Pedagang Kios Depan RSUD Wates Menolak Direlokasi

Pedagang yang berjualan di  kios depan RSUD Wates menolak untuk direlokasi.  Mereka menganggap tempat yang akan digunakan untuk relokasi tidak prospektif sebagai tempat usaha. Padahal kios yang ditempati pedagang saat ini merupakan satu-satunya sumber kehidupan mereka.

Atas penolakan tersebut puluhan pedagang yang tergabung dalam Paguyuban Pedagang ‘Langgeng’ melakukan audiensi dengan Komisi II DPRD Kulonprogo, Jumat (7/2) di gedung dewan. Audiensi dipimpin Ketua Komisi II Yusron Martofa SH. Hadir pada kesempatan itu Kepala Dinas Koperasi      ST MT dan Lurah Wates Sigit Purnomo SIP.

Menurut Ketua Paguyuban Pedagang ‘Langgeng’ Sugeng Prasetyo, beberapa waktu lalu pedagang mendapat penjelasan dari Kepala Dinas Koperasi dan UMKM serta Lurah Wates bahwa lokasi kios yang berseberangan dengan RSUD Wates dalam waktu dekat akan direlokasi. Dalam keterangan tersebut, tambah dia, lahan bekas kios akan digunakan sebagai Ruang Terbuka Hijau (RTH). Lokasi kios akan dipindah di sebelah barat RSUD, katanya.

Untuk proses relokasi tersebut, tambah Sugeng, dijelaskan bahwa Pemkab Kulonprogo tidak menyediakan dana. Sehingga penghuni kios diminta untuk membentuk koperasi agar bisa mendapat bantuan pinjaman. “Saat itu dijelaskan bahwa pinjaman menjadi tanggung jawab penghuni kios, dan harus digunakan untuk membangun kios. Kalau kurang harus ditanggung sendiri,” papar Sugeng.

Ditandaskan Sugeng,  alasan pedagang menolak relokasi karena berbagai pertimbangan.
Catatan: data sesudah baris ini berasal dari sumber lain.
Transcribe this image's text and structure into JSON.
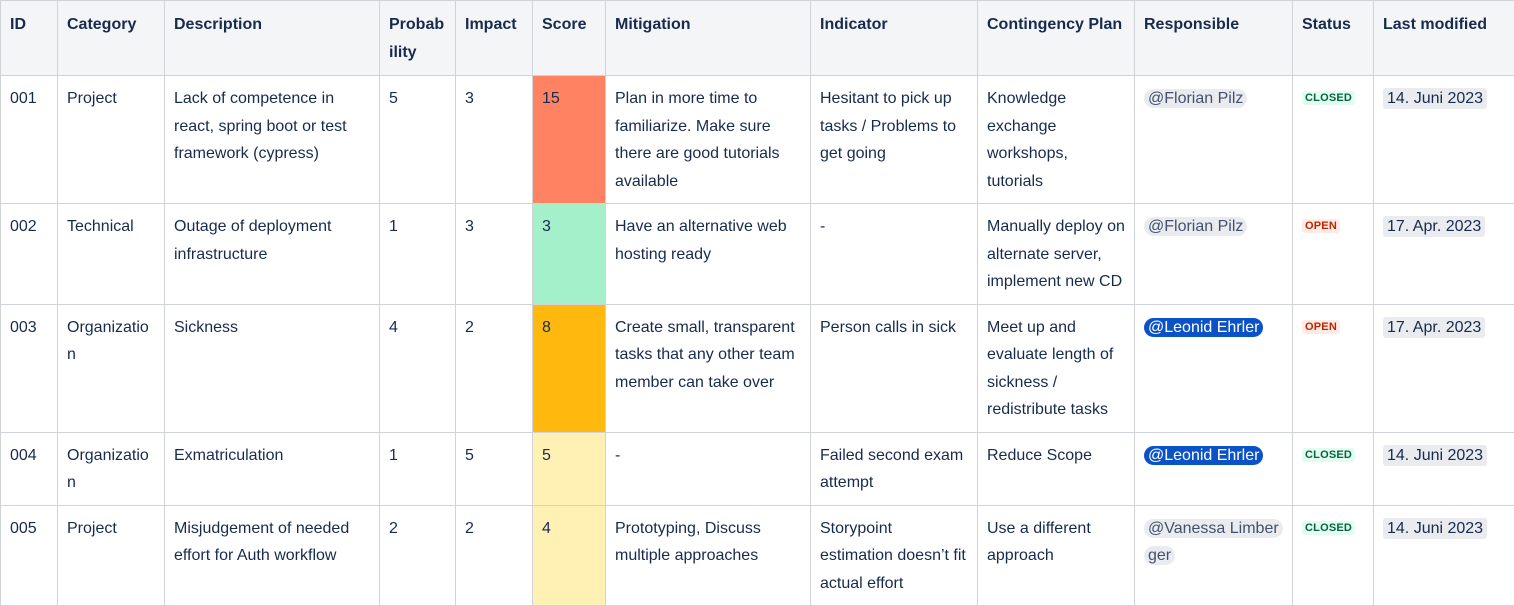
{
  "table": {
    "headers": [
      "ID",
      "Category",
      "Description",
      "Probability",
      "Impact",
      "Score",
      "Mitigation",
      "Indicator",
      "Contingency Plan",
      "Responsible",
      "Status",
      "Last modified"
    ],
    "rows": [
      {
        "id": "001",
        "category": "Project",
        "description": "Lack of competence in react, spring boot or test framework (cypress)",
        "probability": "5",
        "impact": "3",
        "score": "15",
        "score_color": "#ff8263",
        "mitigation": "Plan in more time to familiarize. Make sure there are good tutorials available",
        "indicator": "Hesitant to pick up tasks / Problems to get going",
        "contingency": "Knowledge exchange workshops, tutorials",
        "responsible": "@Florian Pilz",
        "status": "CLOSED",
        "last_modified": "14. Juni 2023"
      },
      {
        "id": "002",
        "category": "Technical",
        "description": "Outage of deployment infrastructure",
        "probability": "1",
        "impact": "3",
        "score": "3",
        "score_color": "#a4f0cb",
        "mitigation": "Have an alternative web hosting ready",
        "indicator": "-",
        "contingency": "Manually deploy on alternate server, implement new CD",
        "responsible": "@Florian Pilz",
        "status": "OPEN",
        "last_modified": "17. Apr. 2023"
      },
      {
        "id": "003",
        "category": "Organization",
        "description": "Sickness",
        "probability": "4",
        "impact": "2",
        "score": "8",
        "score_color": "#ffb80e",
        "mitigation": "Create small, transparent tasks that any other team member can take over",
        "indicator": "Person calls in sick",
        "contingency": "Meet up and evaluate length of sickness / redistribute tasks",
        "responsible": "@Leonid Ehrler",
        "status": "OPEN",
        "last_modified": "17. Apr. 2023"
      },
      {
        "id": "004",
        "category": "Organization",
        "description": "Exmatriculation",
        "probability": "1",
        "impact": "5",
        "score": "5",
        "score_color": "#fff0b3",
        "mitigation": "-",
        "indicator": "Failed second exam attempt",
        "contingency": "Reduce Scope",
        "responsible": "@Leonid Ehrler",
        "status": "CLOSED",
        "last_modified": "14. Juni 2023"
      },
      {
        "id": "005",
        "category": "Project",
        "description": "Misjudgement of needed effort for Auth workflow",
        "probability": "2",
        "impact": "2",
        "score": "4",
        "score_color": "#fff0b3",
        "mitigation": "Prototyping, Discuss multiple approaches",
        "indicator": "Storypoint estimation doesn’t fit actual effort",
        "contingency": "Use a different approach",
        "responsible": "@Vanessa Limberger",
        "status": "CLOSED",
        "last_modified": "14. Juni 2023"
      }
    ]
  }
}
Antara lain keberadaan mereka bisa membantu warga dan pasien untuk memenuhi kebutuhan sehari-hari selama di rumah sakit. “Kami menolak bukan berarti membangkang, namun sebagai wujud ketidaksetujuan kami dari rencana relokasi,” tegasnya.      

Menanggapi penolakan tersebut Harmintarti menyatakan, penertiban Pedagang kaki Lima (PKL) di depan RSUD Wates dilakukan karena dalam Rencana Tata Ruang Wilayah (RTRW) lokasi tersebut merupakan RTH. RSUD, kata dia, sudah membuat site plain, katanya.

Sedangkan Dinas Koperasi dan UMKM, tambahnya, menawarkan agar pedagang membentuk wadah organisasi dalam bentuk koperasi. Dengan harapan agar tingkat kesejahteraan pedaganglebih baik dan lebih mudah dilakukan penataan, imbuh Harmin.

Sementara Yusron minta agar pedagang bersikap tenang menanggapi isu relokasi. Karena pelaksanaan relokasi belum jelas dan masih merupakan rencana. “Kami minta para pedagang menjaga suasana kondusif. Silakan memikirkan berdagang dulu, jangan berpikir tentang relokasi. Apalagi saat ini menjelang pelaksanaan Pemilu, yang butuh suasana tenang dan kondusif,” imbuh Yusron.